Platinum Level Sponsor
You don't need a digital meter. But tell me what are you using to test voltages? I do not see anywhere in your posts that you have verified any voltage at all anywhere. All you really need is a test light. ideally use one that looks like an awl with a lamp in the handle. Alternately you can just use a spare dash lamp in a holder and a couple wires. Then step by step:

1) With Ign off use the test lamp to check for power at the post on the coil that is not connected to the dist. ( one lead of lamp to the terminal and other lead to ground). Should be no power, no light

2) turn Ign to ON and test again.

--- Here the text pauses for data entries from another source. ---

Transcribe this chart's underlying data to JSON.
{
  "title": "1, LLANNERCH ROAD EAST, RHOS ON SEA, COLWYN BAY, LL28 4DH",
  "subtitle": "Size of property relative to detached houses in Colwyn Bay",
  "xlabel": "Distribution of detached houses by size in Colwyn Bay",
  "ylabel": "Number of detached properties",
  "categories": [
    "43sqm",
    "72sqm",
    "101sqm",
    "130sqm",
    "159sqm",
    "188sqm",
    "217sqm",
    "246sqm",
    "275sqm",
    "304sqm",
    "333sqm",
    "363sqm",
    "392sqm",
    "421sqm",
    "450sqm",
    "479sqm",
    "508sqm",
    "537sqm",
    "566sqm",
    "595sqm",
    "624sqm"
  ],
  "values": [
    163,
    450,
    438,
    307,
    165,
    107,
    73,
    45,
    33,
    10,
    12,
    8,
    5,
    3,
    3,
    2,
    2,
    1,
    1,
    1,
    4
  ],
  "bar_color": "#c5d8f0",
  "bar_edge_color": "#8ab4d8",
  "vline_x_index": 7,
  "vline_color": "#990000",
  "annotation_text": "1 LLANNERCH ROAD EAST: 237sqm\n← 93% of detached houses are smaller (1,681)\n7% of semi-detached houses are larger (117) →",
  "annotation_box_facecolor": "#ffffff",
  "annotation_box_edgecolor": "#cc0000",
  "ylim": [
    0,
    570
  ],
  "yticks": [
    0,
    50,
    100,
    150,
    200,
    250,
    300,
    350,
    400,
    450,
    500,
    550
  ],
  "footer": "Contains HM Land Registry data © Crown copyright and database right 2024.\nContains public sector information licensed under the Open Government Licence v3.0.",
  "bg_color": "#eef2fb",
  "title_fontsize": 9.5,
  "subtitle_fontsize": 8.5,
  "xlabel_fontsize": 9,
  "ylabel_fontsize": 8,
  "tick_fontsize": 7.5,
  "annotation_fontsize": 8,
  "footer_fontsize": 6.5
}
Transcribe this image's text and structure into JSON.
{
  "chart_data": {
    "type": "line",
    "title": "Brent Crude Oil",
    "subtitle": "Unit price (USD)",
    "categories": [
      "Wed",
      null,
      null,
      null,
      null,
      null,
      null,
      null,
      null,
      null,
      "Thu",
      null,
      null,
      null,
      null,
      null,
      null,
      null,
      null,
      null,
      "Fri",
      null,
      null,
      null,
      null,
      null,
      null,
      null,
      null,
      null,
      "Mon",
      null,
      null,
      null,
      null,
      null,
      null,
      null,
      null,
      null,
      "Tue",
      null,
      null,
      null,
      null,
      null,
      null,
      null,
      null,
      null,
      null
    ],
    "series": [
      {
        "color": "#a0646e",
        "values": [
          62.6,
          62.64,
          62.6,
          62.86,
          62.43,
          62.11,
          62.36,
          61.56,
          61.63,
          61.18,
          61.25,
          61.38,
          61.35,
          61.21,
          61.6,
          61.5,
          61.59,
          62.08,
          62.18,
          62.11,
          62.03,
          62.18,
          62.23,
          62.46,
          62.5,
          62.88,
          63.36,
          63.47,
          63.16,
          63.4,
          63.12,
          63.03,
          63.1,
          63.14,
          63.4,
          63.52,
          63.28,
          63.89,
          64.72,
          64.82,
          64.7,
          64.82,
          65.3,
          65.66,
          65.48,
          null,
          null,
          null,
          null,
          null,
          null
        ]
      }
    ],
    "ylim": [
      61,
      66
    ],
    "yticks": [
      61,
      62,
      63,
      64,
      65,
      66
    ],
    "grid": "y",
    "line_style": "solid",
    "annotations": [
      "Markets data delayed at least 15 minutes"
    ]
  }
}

Lamp should light due to power coming from Term 2 of the ignition switch to terminal 2 of the fuse box and then from that same terminal to the coil. No fuses involved in the ignition circuit.

3) Turn ign to Start, lamp should still light while engine is cranking,

4)Assuming above tests are OK. connect test lamp to other terminal of the coil. Turn Ign to ON and lamp may light or not depending on position of the crank and dist. Then turn Ign to start and light should turn On and Off as the points open and close

5) Post here what you find.

Tom
 

Brandonse24

Donation Time
I have 2 test lights and a non functioning Analog meter (basically I can only tell there is power not how much).
I have power to the fuse panel, resistor, coil and distributor with key on and off. I have no wire from the ignition switch to the coil.
That's what I cant grasp, there is literally one wire from the fuse panel, over to the resistor into the coil then out to the distributor no other wires are at play here.
The light is constant while cranking and when not.
Yes I have been disconnecting the battery when not chasing wires or cranking as I don't trust this car enough to leave it connect and short out the coil or anything else.
 

Tom H

Platinum Level Sponsor
Brandon,

1) You say you have power at the coil even with Ign switch off? Do I understand correctly?

2) You say " The light is constant while cranking and when not. " But you don't say which side of the coil the lamp is connected to. If it's connected to the side that is connected to the dist then that shows the points are staying open.

3) Is there a wire connected to term 2 on the ignition switch - Originally it's a white wire and it goes to term 2 on the fuse box,

4) There is a wiring diagram for Series I on this site. Here's a link. You may need top do a lot of wire tracing:

http://www.sunbeamalpine.org/downloads/wiring_diagrams/s1_diagram.pdf

Tom
 

Brandonse24

Donation Time
Ken, I'm down in FL.

Tom I checked both sides of the coil just to test it, both have power no matter what.
There is a white wire with a red stripe that goes from the ignition to the fuse block, I'll have to check tomorrow where it actually connects from and to on the CB, not sure what blade it is on.

Sorry if I'm sounding silly everyone, but this has been driving me insane and made me question everything I thought I knew about cars.